Como House, South Yarra, Part Two
It may seem silly dedicating two posts to the one house – but once you get to the end of this one, you’ll be glad I did.
While I normally post photographs chronologically (according to the order I saw the house in), a picture of Como House’s back wall is in first position as it’s my favourite. There were levers throughout the house that, when pulled down, caused one of these bells to chime. They were used to call the servants. Each bell had a different sound so that the servants knew which room of the house to attend to.
These mirrors hang from the wall of the ballroom. In many ways, this room is the centrepiece of the house. It is where the Armytage family held regular dances. It connects the house to one of its pristine gardens via French doors. More pertinently, the ballroom is gigantic – so much so that the collection of French antiques, grand piano and chandelier are not enough to reduce its vastness. In fact, it feels kind of empty.
It was in the ballroom that, after a mini-inquisition by me, the tour guide informed us that the Armytage family is no longer necessarily a paragon of wealth, although it does count journalist Samantha Armytage in its ranks. By the mid-twentieth century, only two elderly sisters remained at the property. There was talk of the government resuming the land and turning it into a nursing home. As a result, the sisters sold the house and its land for half its value to the National Trust (a non-government heritage organisation that still manages the estate today). They then donated the proceeds back to the National Trust. While this is spruiked as a positive – and for people like me, it certainly is a positive – I find it incredibly sad that the family’s estate was essentially wrested from their hands, and without any gain for themselves. The sisters donated their belongings to the trust in order to preserve the house’s authenticity.
As the house was lived in by women and children for so long, only one room in the house has any evidence of ‘male-inspired’ decor: the billiard room. Its masculine design even informs the lever for the servant’s bell, which has a decorative black shell rather than the transparent crystal used in other rooms.
Security was a significant problem on the estate. Caroline’s first means of defence was standing on the top verandah and shooting at strange noises. They were a little bit cowboy in the nineteenth century. Their alternative security system was the below tunnel, which had two doors – an ordinary one and a super-heavy, impenetrable steel one. As my partner noted, you can’t actually close the door from the inside of the tunnel, so I presume that one of the servants had the enviable job of standing outside and locking the door, leaving themselves as bait for the intruder.
A back verandah was converted into a sunroom, which provided the only natural light for one of the bedrooms. The bedroom in question has bathing jugs, which were used until the early twentieth century in the house as the sewerage system wasn’t hooked up in Melbourne until then. One of the servants had to refresh and dispose of the water.

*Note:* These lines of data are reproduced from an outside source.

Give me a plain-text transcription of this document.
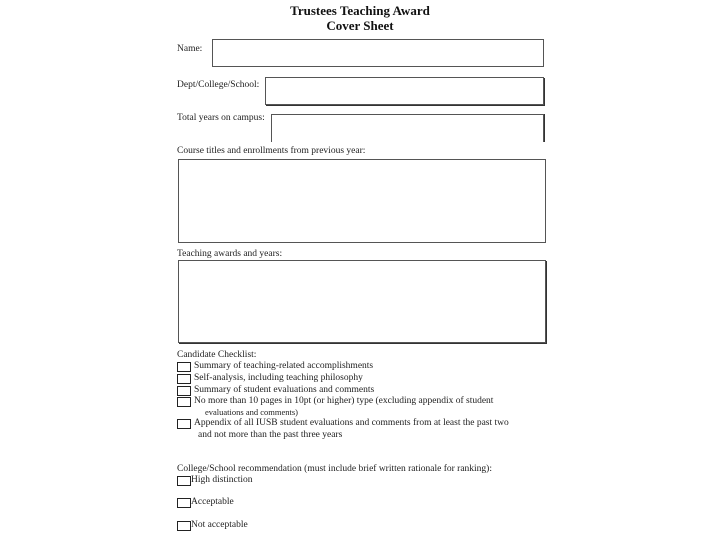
Trustees Teaching Award
Cover Sheet
Name:
Dept/College/School:
Total years on campus:
Course titles and enrollments from previous year:
Teaching awards and years:
Candidate Checklist:
Summary of teaching-related accomplishments
Self-analysis, including teaching philosophy
Summary of student evaluations and comments
No more than 10 pages in 10pt (or higher) type (excluding appendix of student
evaluations and comments)
Appendix of all IUSB student evaluations and comments from at least the past two
and not more than the past three years
College/School recommendation (must include brief written rationale for ranking):
High distinction
Acceptable
Not acceptable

The main bedroom was typical of the rest of the rooms in the house – expansive and overfilled with intricate furniture and artefacts. I haven’t posted photographs of the nanny’s or children’s bedrooms as they are fairly standard. The nanny, interestingly, was one of only two servants who slept in the house itself. The rest slept in the servants’ quarters, or were day servants.
One of the house’s highlights (for me, anyway) is its original bathroom (I have never seen an original Victorian bathroom before – most unrenovated homes still seem to have had their bathroom renovated in the ’60s or ’70s). Due to the Armytage family’s affluence, Como House was one of the first properties in the city to have a bathroom. Space from one of the bedrooms was used to build the bathroom, which was constructed in the early twentieth century. Weirdly, the condition is so good that it almost looks like a heritage-inspired contemporary hipster design.
The shower only had cold water. Apparently, only men showered, so they felt connecting the hot water was unnecessary. Women bathed.
The servants were not entitled to use the main stairs – they were strictly confined to the servants’ stairs.
The servants’ area, which was located to the rear of the property, consisted of a well-equipped multi-room kitchen, sleeping quarters and a laundry. While the sleeping quarters are not particularly exciting (although they also weren’t awful), the servants’ area of the house contains some of its gems, particularly the kitchen, which houses a number of the mansion’s most interesting artefacts.
Como House provokes a mixed emotional response. While its grandness is awe-inspiring, treading through the house and seeing it set up as it originally was results in a sweet, sad nostalgia, particularly given the fact that the estate ultimately had to be given away to be preserved. While the mansion is breathtaking, it is also fighting against age, a difficult thing to do when monetary resources are so scant.